Thinking about this question a bit more, later it occurred to me that I already encapsulate everything. I've been doing it for so long, i don't even think about it.
For example, my basic mouse input routine in my in-house gamedev library is getmouse(&x,&y,&b) i've been using it since before mice had three buttons. it was originally driven off of dos interrupt 31H as i recall. it now runs the windows message pump and tracks mouse state changes, reporting back the current potiion and the pressed state of buttons 1 and 2. so getmouse() and the newer getmouse2(&x,&y,&b1,&b2,&b3) and mousewheel() routines encapsultate the mouse input of the underlying OS. same idea for keypressed(VK_CODE). its a wrapper that encapsulates the functionality of GetAsyncKeyState(). back in the DOS days, it took an unsigned char instead of a VK_CODE, and hooked the keybaord hardware interrupt to do its own hardware interrupt driven keyboard input..There also used to be an analog joystick API as well.
so input is encapsulated via:
getmouse()
getmouse2()
mousewheel()
keypressed()
i don't really require joystick or game controller input for anything i'm working on at the moment.
the next input layer up from keypressed,getmouse, getmouse2, and mousewheel is control_pressed(IN_FORWARD), which is part of the input mapper API. it has a bunch of predefined inputs like IN_FORWARD IN_ATTACK, IN_BLOCK, IN_USE, IN_JUMP, etc. these are mapped to keys or mouse buttons. when you call control_pressed(IN_WHATEVER), it in turn calls keypressed, getmouse, getmouse2, or mousewheeel, depending on what input that "move" is mapped to.
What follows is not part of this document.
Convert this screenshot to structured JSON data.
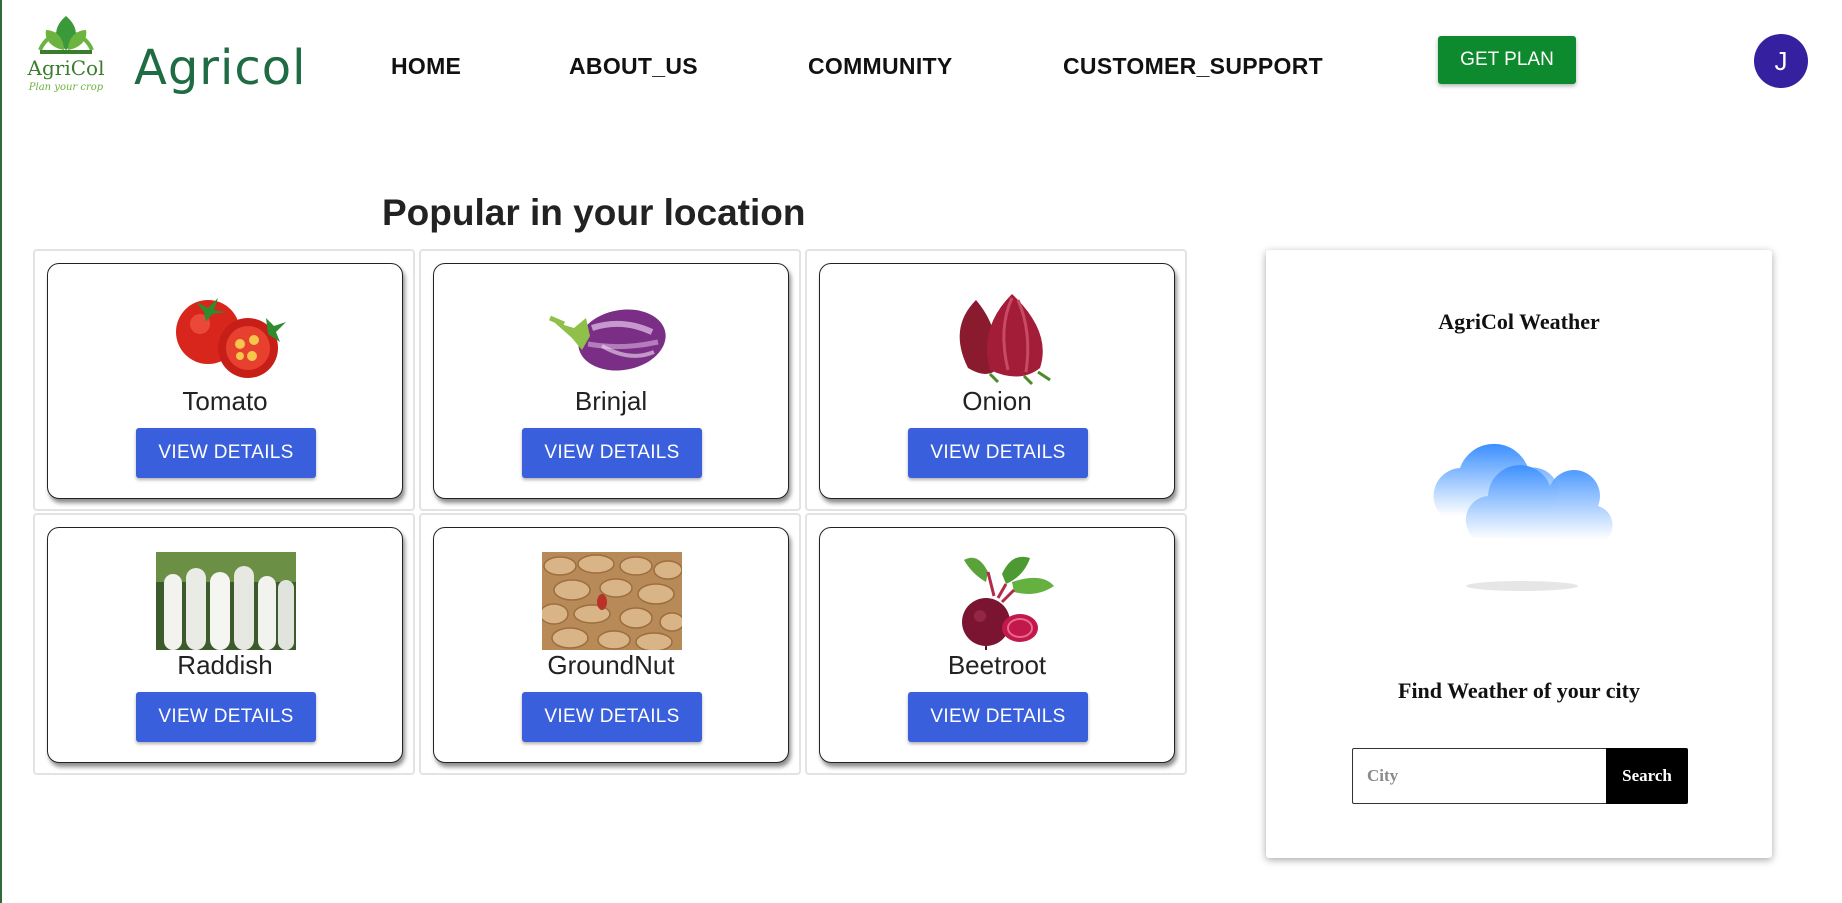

the basic GUI components - getstring, [popup] menu, and [multi-iine] message - just call keypressed or getmouse.
the first thing i do when i start using a new library is write a wrapper api that encapsulates just the functionality i need. as small and as simple as possible. so my keybpoard APi is just keypressed(), and my mouse API is covered with just getmouise2 and mousewheeel.
as an example, here's my wrapper API for xaudio2. i'm quite pleased, it came out nice and simple. but then again audio API's usually do.
void Zunpause_voice(int i); // i is voice #
void Zpause_voice(int i); // i is voice #
void Zshutdown_audio();
int Zloopwav(int i); // returns: Zvoice # on success. -1=create source voice error. -2=submit source buffer error. -3=start voice error.
int Zvoice_is_playing(int i); // returns: 0=no. 1=yes.
void Zstop_voice(int i); // i is voice #
int Zplaywav(int i); // returns: Zvoice # on success. -1=create source voice error. -2=submit source buffer error. -3=start voice error.
int Zloadwav(int i,char *s); // loads wav into slot i. s is filename. returns: 0=success. 1=open wav error. 2=read wav error.
int Zinit_audio(); // returns: 0=success. 1=Xaudio2 create error. 2=create master voice error.
void Zloadwavs(char *s2); // loads all wavs listed in the file wavs.dat in the current folder.